Standing at the outset of a new decade, it’s tempting to indulge in far-reaching predictions and flights of fancy as we imagine what could happen over the next ten years. But, looking at the international network industry, it’s clear we are in a time of steady evolution rather than a radical revolution.
So how will connectivity continue to evolve beyond 2020, and what are the challenges and opportunities for infrastructure providers and operators, Over The Top (OTTs) over an IP network and carriers?
Changing consumption drivers
Firstly, it is critical to explore how and why consumption is changing.
Recent research by TeleGeography has found that demand for international bandwidth is more than doubling every two years, a trend consistent with what Telstra is seeing on its leading APAC subsea network.
Data use from gaming is less than video streaming (for now) – as Kotaku notes, “data use from gaming is much lower than streaming video: on average, games will only use around a third of the data of streaming Netflix in SD, let alone HD or 4K streaming.”
Yet, whether it’s FIFA, Fortnite, or League of Legends, online gaming is a big business that requires significant capacity, global connectivity, and reliable availability and latency.
To meet this demand, companies are investing in existing networks and in new infrastructure.
The centre of gravity for connectivity-driven growth is shifting toward Asia, which comprises both developed and fast-growing economies.
That emphasis is acting as a catalyst for both consumption and investment. At the regional level, the pace of international bandwidth demand growth will be the most rapid in Asia where demand is expected to increase 45% compounded annually between 2018 and 2025.
Underpinning that demand are a range of new and improved routes for data to travel across the globe. Cables with a combined construction cost of USD$7.9 billion entered service between 2016 and 2018. Based on publicly announced planned cables, an additional $7.4 billion worth of new cables will be launched between 2019 and 2021.
The impact of SDM submarine cables
The introduction of coherent optical technology has improved total optical power (TOP) and the Optical Signal to Noise Ratio (OSNR), enabling more data to be transmitted through a fibre optic cable. Maximising capacity per fibre pair has become the driver in submarine cable development. In the last 18 months, however, this has changed with the advent of Space Division Multiplex (SDM) cables. While such cables offer lower capacity and OSNR per fibre pair, in some instances they almost carry double the number of fibre pairs at the same cost point.
Reducing the power per fibre pair also allows for a larger number of repeaters and fibre pairs in a system. While it was rare to see cables of more than six fibre pairs a few years ago, SDM cables are now designed with up to 16 fibre pairs or more.
The increasing adoption of SDM increases the overall cost-efficiency of international networking – enabling lower unit and capacity costs on high volume routes or traffic between data centres. Yet that also increasingly commoditises that connectivity, particularly on major, high volume routes.
The challenge for carriers will be underlining the value inherent in additional service layers to customers.
Investment in unique routes as a differentiator
OTTs and cable providers are increasingly differentiating by investing in diversity and uniqueness across their infrastructure. For example, we have invested heavily in the uniqueness of our routes in areas often affected by natural disasters.

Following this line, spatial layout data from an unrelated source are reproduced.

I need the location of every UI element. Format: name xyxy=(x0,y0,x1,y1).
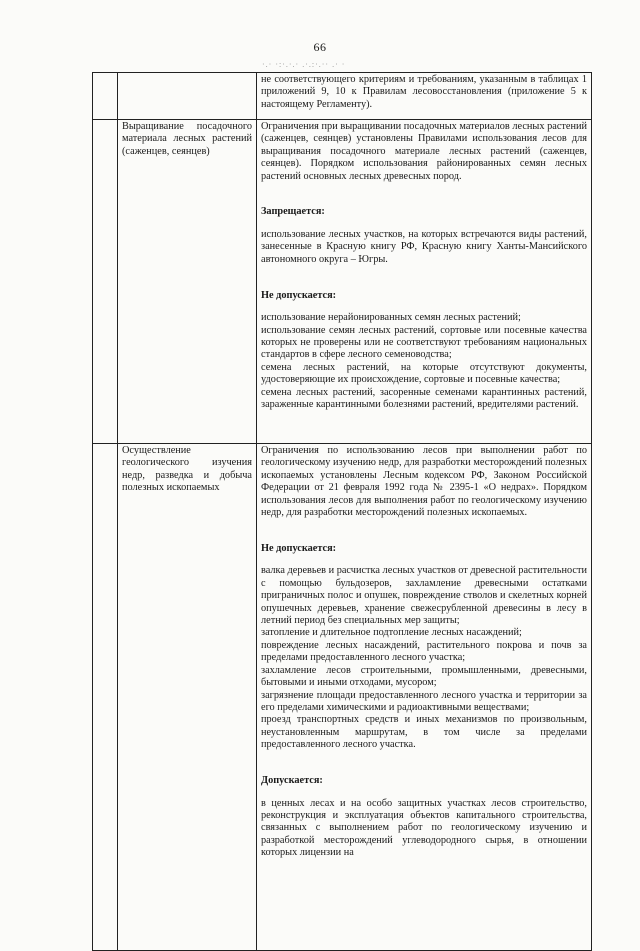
row-number-cell xyxy=(93,120,118,444)
notallowed-item: использование семян лесных растений, сортовые или посевные качества которых не проверены или не соответствуют требованиям национальных стандартов в сфере лесного семеноводства; xyxy=(261,324,587,361)
allowed-heading: Допускается: xyxy=(261,774,323,786)
notallowed-item: затопление и длительное подтопление лесных насаждений; xyxy=(261,627,522,639)
table-row xyxy=(93,444,592,951)
intro-paragraph: Ограничения по использованию лесов при выполнении работ по геологическому изучению недр, для разработки месторождений полезных ископаемых установлены Лесным кодексом РФ, Законом Российской Федерации от 21 февраля 1992 года № 2395-1 «О недрах». Порядком использования лесов для выполнения работ по геологическому изучению недр, для разработки месторождений полезных ископаемых. xyxy=(261,445,587,519)
notallowed-item: проезд транспортных средств и иных механизмов по произвольным, неустановленным маршрутам, в том числе за пределами предоставленного лесного участка. xyxy=(261,714,587,751)
notallowed-item: семена лесных растений, на которые отсутствуют документы, удостоверяющие их происхождение, сортовые и посевные качества; xyxy=(261,361,587,386)
restrictions-cell xyxy=(257,120,592,444)
table-row xyxy=(93,120,592,444)
scan-artifact: ·.· ·:·.·.· .·.:·.·· .· · xyxy=(262,60,346,69)
prohibited-heading: Запрещается: xyxy=(261,206,325,218)
row-number-cell xyxy=(93,444,118,951)
activity-name: Осуществление геологического изучения недр, разведка и добыча полезных ископаемых xyxy=(122,445,252,494)
notallowed-heading: Не допускается: xyxy=(261,542,337,554)
activity-name: Выращивание посадочного материала лесных растений (саженцев, сеянцев) xyxy=(122,121,252,157)
prohibited-item: использование лесных участков, на которых встречаются виды растений, занесенные в Красную книгу РФ, Красную книгу Ханты-Мансийского автономного округа – Югры. xyxy=(261,229,587,265)
table-row xyxy=(93,73,592,120)
notallowed-heading: Не допускается: xyxy=(261,289,337,301)
page-number: 66 xyxy=(313,40,327,54)
notallowed-item: повреждение лесных насаждений, растительного покрова и почв за пределами предоставленного лесного участка; xyxy=(261,639,587,664)
restrictions-cell xyxy=(257,444,592,951)
regulation-table xyxy=(92,72,592,951)
row-number-cell xyxy=(93,73,118,120)
activity-cell xyxy=(118,444,257,951)
intro-paragraph: Ограничения при выращивании посадочных материалов лесных растений (саженцев, сеянцев) установлены Правилами использования лесов для выращивания посадочного материале лесных растений (саженцев, сеянцев). Порядком использования районированных семян лесных растений основных лесных древесных пород. xyxy=(261,121,587,182)
notallowed-item: валка деревьев и расчистка лесных участков от древесной растительности с помощью бульдозеров, захламление древесными остатками приграничных полос и опушек, повреждение стволов и скелетных корней опушечных деревьев, хранение свежесрубленной древесины в лесу в летний период без специальных мер защиты; xyxy=(261,565,587,627)
allowed-item: в ценных лесах и на особо защитных участках лесов строительство, реконструкция и эксплуатация объектов капитального строительства, связанных с выполнением работ по геологическому изучению и разработкой месторождений углеводородного сырья, в отношении которых лицензии на xyxy=(261,797,587,859)
paragraph: не соответствующего критериям и требованиям, указанным в таблицах 1 приложений 9, 10 к Правилам лесовосстановления (приложение 5 к настоящему Регламенту). xyxy=(261,74,587,110)
notallowed-item: захламление лесов строительными, промышленными, древесными, бытовыми и иными отходами, мусором; xyxy=(261,664,587,689)
notallowed-item: использование нерайонированных семян лесных растений; xyxy=(261,312,521,324)
activity-cell xyxy=(118,73,257,120)
notallowed-item: загрязнение площади предоставленного лесного участка и территории за его пределами химическими и радиоактивными веществами; xyxy=(261,689,587,713)
restrictions-cell xyxy=(257,73,592,120)
notallowed-item: семена лесных растений, засоренные семенами карантинных растений, зараженные карантинными болезнями растений, вредителями растений. xyxy=(261,386,587,411)
activity-cell xyxy=(118,120,257,444)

Our investment in the HKA route, coupled with our unique Taiwan overland route, allow us to bypass the disaster-prone Luzon Strait in connecting to Hong Kong. This offers significant benefits to customers looking for the reassurance and reliability such diversity offers.
With many of our customers building their own overlay networks, data centre to data centre connectivity is becoming increasingly critical, requiring unique and diverse pathing beyond cables alone to drive end-to-end connectivity.
While there is an increasing trend toward such investment, it remains costly and time-consuming. Realising those benefits requires investment in licensing costs, backhaul networks, and regulatory approvals and compliance.
That’s why access to existing infrastructure is still critical – and ownership of multiple cable segments landing across key Asian markets like Singapore, Hong Kong, Japan, Philippines, Taiwan and Korea enables improved management and control.
These developments in networking infrastructure underline the importance of partnership between stakeholders, relying on expertise and experience in the planning, creation, and management of global networks.
We are one of the leaders in transporting the data that enables millions of consumers and businesses to connect to the Internet and with each other around the world.
Our subsea network is a key part of our international growth strategy, enabling the services we provide to large and emerging cloud and content companies, global and regional mobile and service providers, as well as multinational corporations requiring connectivity across APAC.
Telstra will continue to invest to maintain our network leadership. This includes a commitment to investing in additional capacity on the Australia to US route, as well as investing in terrestrial networks in Korea, mainland China, Taiwan, Japan and the Philippines, to expand on our already unique positions there.